クォータ レポートとUNIXクライアントで表示されるスペース使用量の相違の概要
クォータ レポートに示されるFlexVolまたはqtreeの使用済みディスク スペースの値が、UNIXクライアントに表示される同じFlexVolまたはqtreeの使用済みスペースの値と異なる場合があります。これらの値が異なる理由は、クォータ レポートとUNIXコマンドがそれぞれ異なる方法でボリュームまたはqtree内のデータ ブロックを計算するためです。
例えば、ボリュームに空のデータ ブロック(データが書き込まれていない)を持つファイルが含まれている場合、そのボリュームのクォータ レポートでは、スペース使用量を報告する際に空のデータ ブロックはカウントされません。しかし、ボリュームが UNIX クライアントにマウントされ、 ls コマンドの出力としてファイルが表示される場合、空のデータ ブロックもスペース使用量に含まれます。そのため、 ls コマンドでは、クォータ レポートに表示されるスペース使用量よりも大きなファイル サイズが表示されます。
同様に、クォータ レポートに表示されるスペース使用量の値は、 `df`や `du`などの UNIX コマンドの結果として表示される値と異なる場合があります。
クォータ レポートのディスク スペースとファイル使用量の表示
FlexVolまたはqtreeのクォータ レポートに記録される使用済みファイル数とディスク スペース容量は、ボリュームまたはqtree内のすべてのinodeに対応する使用済みデータ ブロックの個数によって決まります。

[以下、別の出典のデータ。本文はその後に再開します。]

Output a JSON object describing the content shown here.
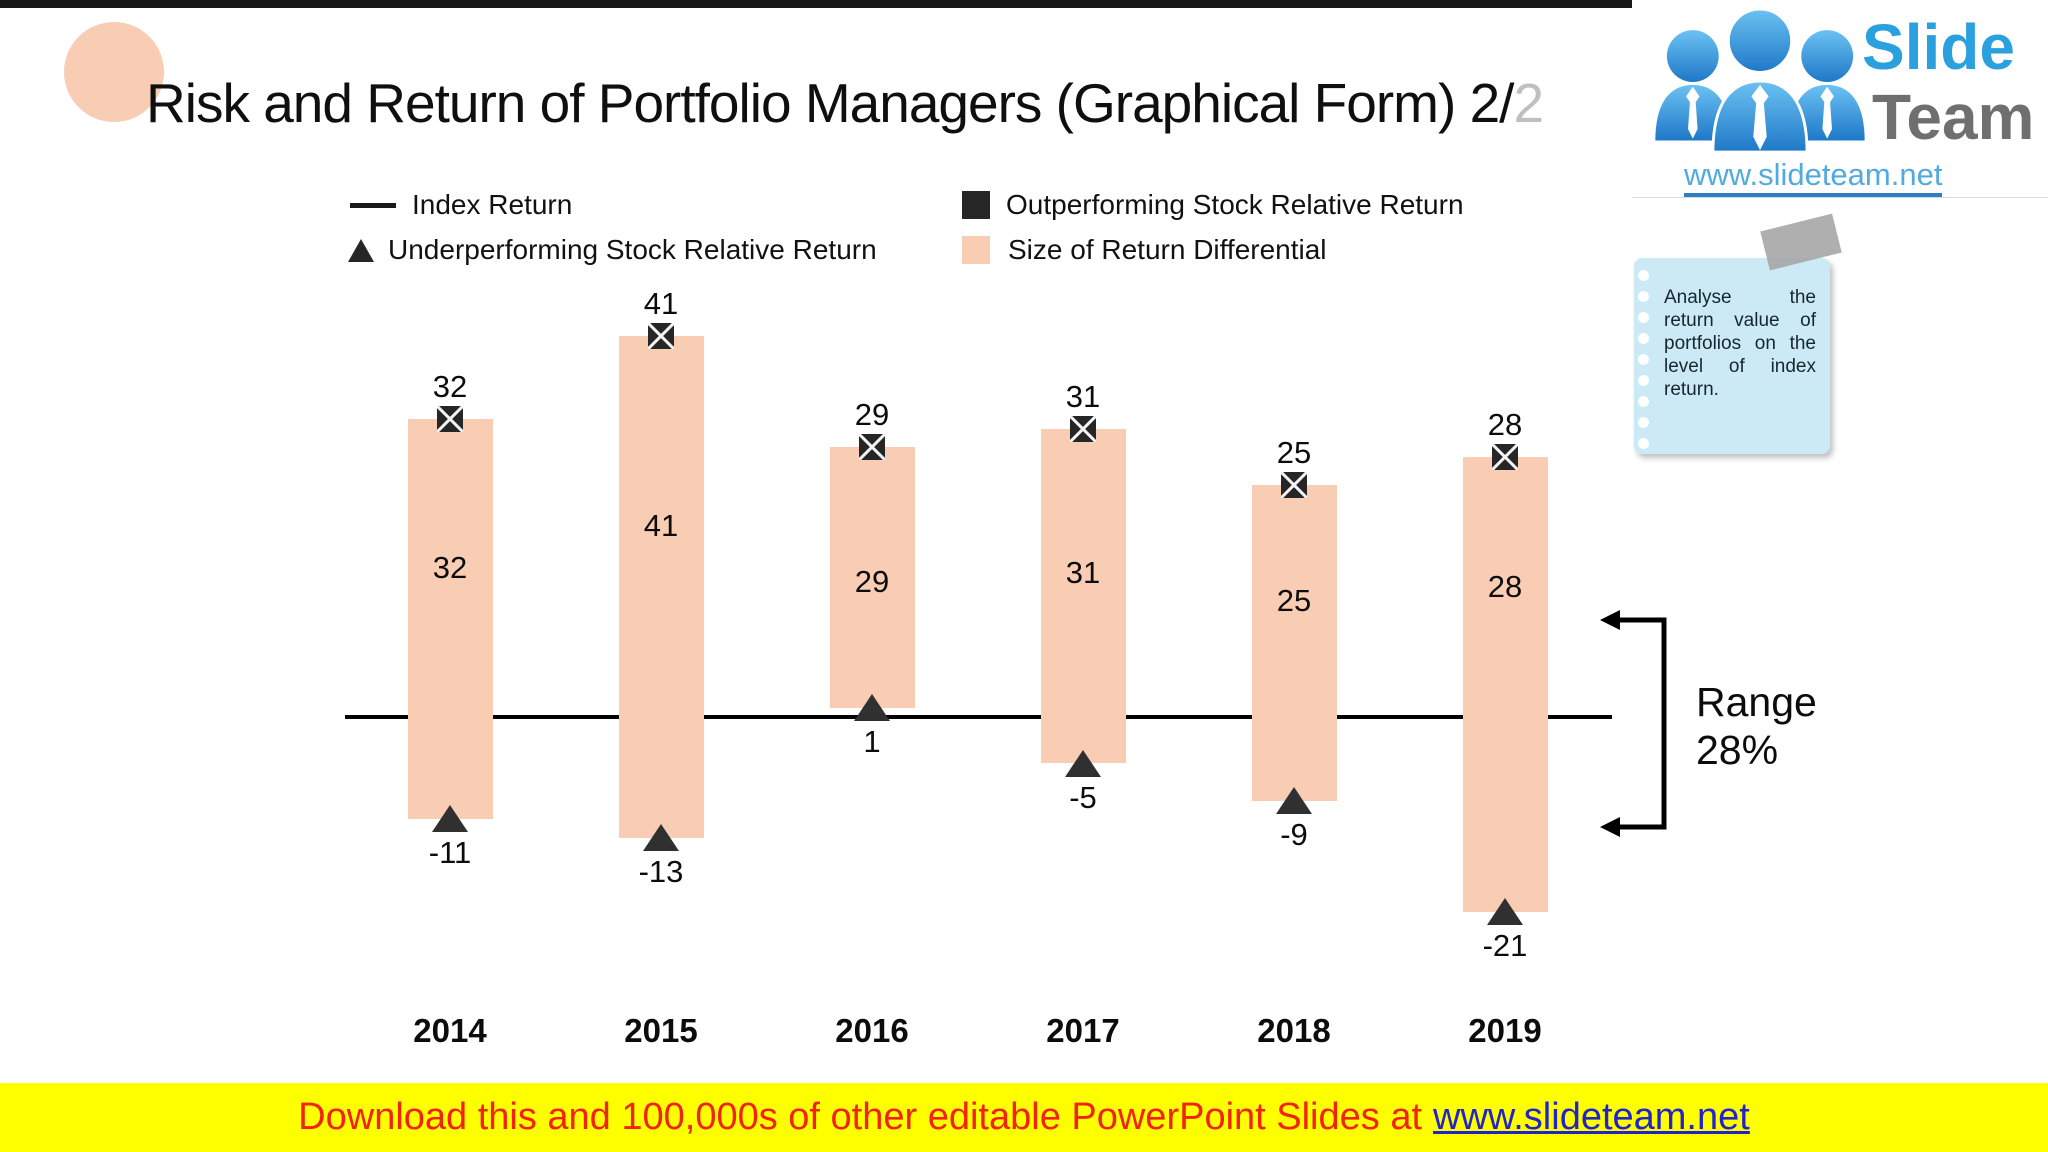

ブロック数には、標準ファイルとストリーム ファイルによって使用される直接ブロックと間接ブロックの両方が含まれます。ディレクトリ、アクセス制御リスト(ACL)、ストリーム ディレクトリ、およびメタファイルによって使用されるブロックは、クォータ レポートの使用済みブロック数にはカウントされません。UNIXのスパース ファイルの場合、空のデータ ブロックはクォータ レポートに含まれません。
クォータ サブシステムは、ユーザが制御できるファイルシステムの要素だけを考慮し、対象とするように設計されています。ディレクトリ、ACL、Snapshotスペースは、いずれもクォータの計算から除外されます。クォータは、容量を保証するものではなく、制限を適用することが目的で、アクティブなファイルシステム上でのみ動作します。クォータの計算では、特定のファイルシステム要素は対象外で、ストレージ効率化(圧縮や重複排除など)も考慮されません。
この手順で説明されているコマンドの詳細については、"ONTAPコマンド リファレンス"を参照してください。